Edward Aspinall, Indonesianis dari Australian National University mengaku lega karena kemenangan Jokowi-JK di quick count berasal dari lembaga-lembaga survei yang punya kredibilitas baik. Aspinall bahkan menyebut kemenangan Jokowi ini sebagai ‘kemenangan telak’.
Berikut penjelasan Aspinall dalam Siaran Khusus KBR “Presiden Pilihan Rakyat” hari ini.
“Saya kira walaupun kemenangan yang cukup jelas. Sehingga kalau nanti dalam proses penghitungan atau rekapitulasi yang akan berjalan selama beberapa minggu ini kalau hasil akan melenceng jauh dari hasil yang kita lihat itu akan sangat diragukan. Karena beberapa lembaga yang independen sudah menentukan hasil yang sama. Jadi saya kira kita sudah cukup yakin bahwa kemenangannya adalah Jokowi.”

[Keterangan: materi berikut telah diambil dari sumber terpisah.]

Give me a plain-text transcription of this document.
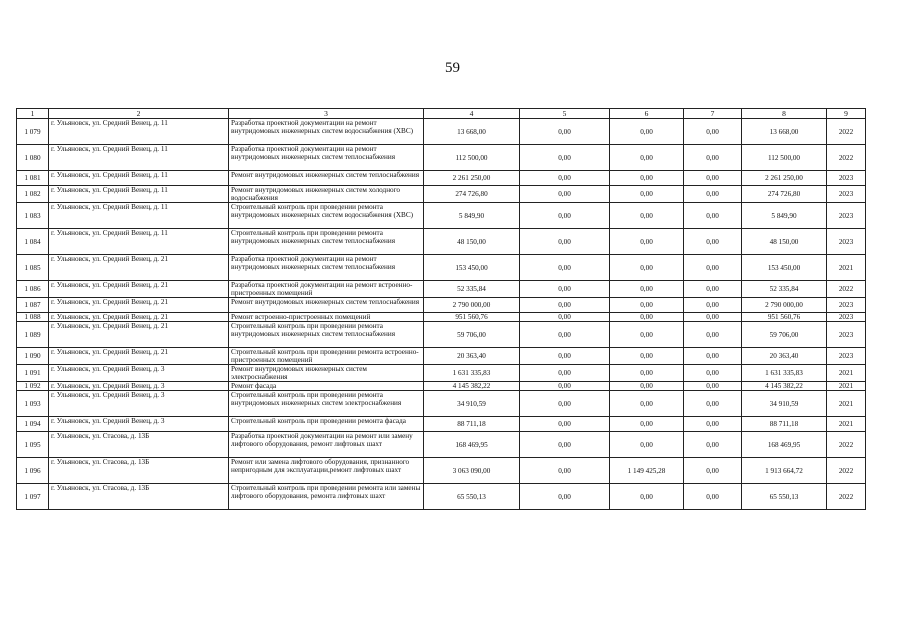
59
1	2	3	4	5	6	7	8	9
1 079	г. Ульяновск, ул. Средний Венец, д. 11	Разработка проектной документации на ремонт внутридомовых инженерных систем водоснабжения (ХВС)	13 668,00	0,00	0,00	0,00	13 668,00	2022
1 080	г. Ульяновск, ул. Средний Венец, д. 11	Разработка проектной документации на ремонт внутридомовых инженерных систем теплоснабжения	112 500,00	0,00	0,00	0,00	112 500,00	2022
1 081	г. Ульяновск, ул. Средний Венец, д. 11	Ремонт внутридомовых инженерных систем теплоснабжения	2 261 250,00	0,00	0,00	0,00	2 261 250,00	2023
1 082	г. Ульяновск, ул. Средний Венец, д. 11	Ремонт внутридомовых инженерных систем холодного водоснабжения	274 726,80	0,00	0,00	0,00	274 726,80	2023
1 083	г. Ульяновск, ул. Средний Венец, д. 11	Строительный контроль при проведении ремонта внутридомовых инженерных систем водоснабжения (ХВС)	5 849,90	0,00	0,00	0,00	5 849,90	2023
1 084	г. Ульяновск, ул. Средний Венец, д. 11	Строительный контроль при проведении ремонта внутридомовых инженерных систем теплоснабжения	48 150,00	0,00	0,00	0,00	48 150,00	2023
1 085	г. Ульяновск, ул. Средний Венец, д. 21	Разработка проектной документации на ремонт внутридомовых инженерных систем теплоснабжения	153 450,00	0,00	0,00	0,00	153 450,00	2021
1 086	г. Ульяновск, ул. Средний Венец, д. 21	Разработка проектной документации на ремонт встроенно-пристроенных помещений	52 335,84	0,00	0,00	0,00	52 335,84	2022
1 087	г. Ульяновск, ул. Средний Венец, д. 21	Ремонт внутридомовых инженерных систем теплоснабжения	2 790 000,00	0,00	0,00	0,00	2 790 000,00	2023
1 088	г. Ульяновск, ул. Средний Венец, д. 21	Ремонт встроенно-пристроенных помещений	951 560,76	0,00	0,00	0,00	951 560,76	2023
1 089	г. Ульяновск, ул. Средний Венец, д. 21	Строительный контроль при проведении ремонта внутридомовых инженерных систем теплоснабжения	59 706,00	0,00	0,00	0,00	59 706,00	2023
1 090	г. Ульяновск, ул. Средний Венец, д. 21	Строительный контроль при проведении ремонта встроенно-пристроенных помещений	20 363,40	0,00	0,00	0,00	20 363,40	2023
1 091	г. Ульяновск, ул. Средний Венец, д. 3	Ремонт внутридомовых инженерных систем электроснабжения	1 631 335,83	0,00	0,00	0,00	1 631 335,83	2021
1 092	г. Ульяновск, ул. Средний Венец, д. 3	Ремонт фасада	4 145 382,22	0,00	0,00	0,00	4 145 382,22	2021
1 093	г. Ульяновск, ул. Средний Венец, д. 3	Строительный контроль при проведении ремонта внутридомовых инженерных систем электроснабжения	34 910,59	0,00	0,00	0,00	34 910,59	2021
1 094	г. Ульяновск, ул. Средний Венец, д. 3	Строительный контроль при проведении ремонта фасада	88 711,18	0,00	0,00	0,00	88 711,18	2021
1 095	г. Ульяновск, ул. Стасова, д. 13Б	Разработка проектной документации на ремонт или замену лифтового оборудования, ремонт лифтовых шахт	168 469,95	0,00	0,00	0,00	168 469,95	2022
1 096	г. Ульяновск, ул. Стасова, д. 13Б	Ремонт или замена лифтового оборудования, признанного непригодным для эксплуатации,ремонт лифтовых шахт	3 063 090,00	0,00	1 149 425,28	0,00	1 913 664,72	2022
1 097	г. Ульяновск, ул. Стасова, д. 13Б	Строительный контроль при проведении ремонта или замены лифтового оборудования, ремонта лифтовых шахт	65 550,13	0,00	0,00	0,00	65 550,13	2022
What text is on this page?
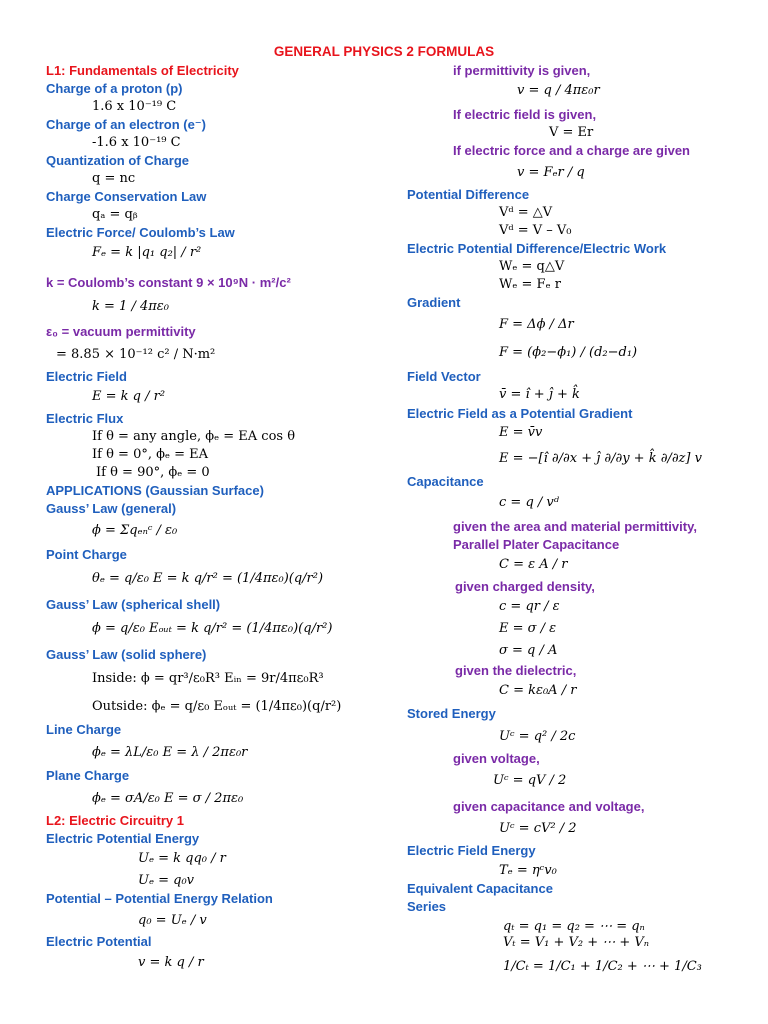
GENERAL PHYSICS 2 FORMULAS
L1: Fundamentals of Electricity
Charge of a proton (p)
1.6 x 10⁻¹⁹ C
Charge of an electron (e⁻)
-1.6 x 10⁻¹⁹ C
Quantization of Charge
q = nc
Charge Conservation Law
qₐ = qᵦ
Electric Force/ Coulomb’s Law
Fₑ = k |q₁ q₂| / r²
k = Coulomb’s constant 9 × 10⁹N · m²/c²
k = 1 / 4πε₀
ε₀ = vacuum permittivity
= 8.85 × 10⁻¹² c² / N·m²
Electric Field
E = k q / r²
Electric Flux
If θ = any angle, ϕₑ = EA cos θ
If θ = 0°, ϕₑ = EA
If θ = 90°, ϕₑ = 0
APPLICATIONS (Gaussian Surface)
Gauss’ Law (general)
ϕ = Σqₑₙᶜ / ε₀
Point Charge
θₑ = q/ε₀ E = k q/r² = (1/4πε₀)(q/r²)
Gauss’ Law (spherical shell)
ϕ = q/ε₀ Eₒᵤₜ = k q/r² = (1/4πε₀)(q/r²)
Gauss’ Law (solid sphere)
Inside: ϕ = qr³/ε₀R³ Eᵢₙ = 9r/4πε₀R³
Outside: ϕₑ = q/ε₀ Eₒᵤₜ = (1/4πε₀)(q/r²)
Line Charge
ϕₑ = λL/ε₀ E = λ / 2πε₀r
Plane Charge
ϕₑ = σA/ε₀ E = σ / 2πε₀
L2: Electric Circuitry 1
Electric Potential Energy
Uₑ = k qq₀ / r
Uₑ = q₀v
Potential – Potential Energy Relation
q₀ = Uₑ / v
Electric Potential
v = k q / r
if permittivity is given,
v = q / 4πε₀r
If electric field is given,
V = Er
If electric force and a charge are given
v = Fₑr / q
Potential Difference
Vᵈ = △V
Vᵈ = V – V₀
Electric Potential Difference/Electric Work
Wₑ = q△V
Wₑ = Fₑ r
Gradient
F = Δϕ / Δr
F = (ϕ₂−ϕ₁) / (d₂−d₁)
Field Vector
v̄ = î + ĵ + k̂
Electric Field as a Potential Gradient
E = v̄v
E = −[î ∂/∂x + ĵ ∂/∂y + k̂ ∂/∂z] v
Capacitance
c = q / vᵈ
given the area and material permittivity,
Parallel Plater Capacitance
C = ε A / r
given charged density,
c = qr / ε
E = σ / ε
σ = q / A
given the dielectric,
C = kε₀A / r
Stored Energy
Uᶜ = q² / 2c
given voltage,
Uᶜ = qV / 2
given capacitance and voltage,
Uᶜ = cV² / 2
Electric Field Energy
Tₑ = ηᶜv₀
Equivalent Capacitance
Series
qₜ = q₁ = q₂ = ⋯ = qₙ
Vₜ = V₁ + V₂ + ⋯ + Vₙ
1/Cₜ = 1/C₁ + 1/C₂ + ⋯ + 1/C₃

Apa yang harus menjadi perhatian di masa rekapitulasi yang cukup panjang waktunya ini?
“Ya kita tahu bahwa memang itu belajar dari pengalaman pileg kemarin bahwa kecurangan bisa terjadi di tingkat atas di proses penghitungannya. Tapi kalau pileg kemarin kecurangan-kecurangan yang terjadi sebelum jual beli suara itu terjadi secara tidak tersentralisasi. Karena banyak sekali caleg melakukannya secara sendiri-sendiri tidak terkoordinasi, sehingga kita sangat sulit menangkap terjadinya kecurangan itu karena kita tidak bisa menggunakan quick count.”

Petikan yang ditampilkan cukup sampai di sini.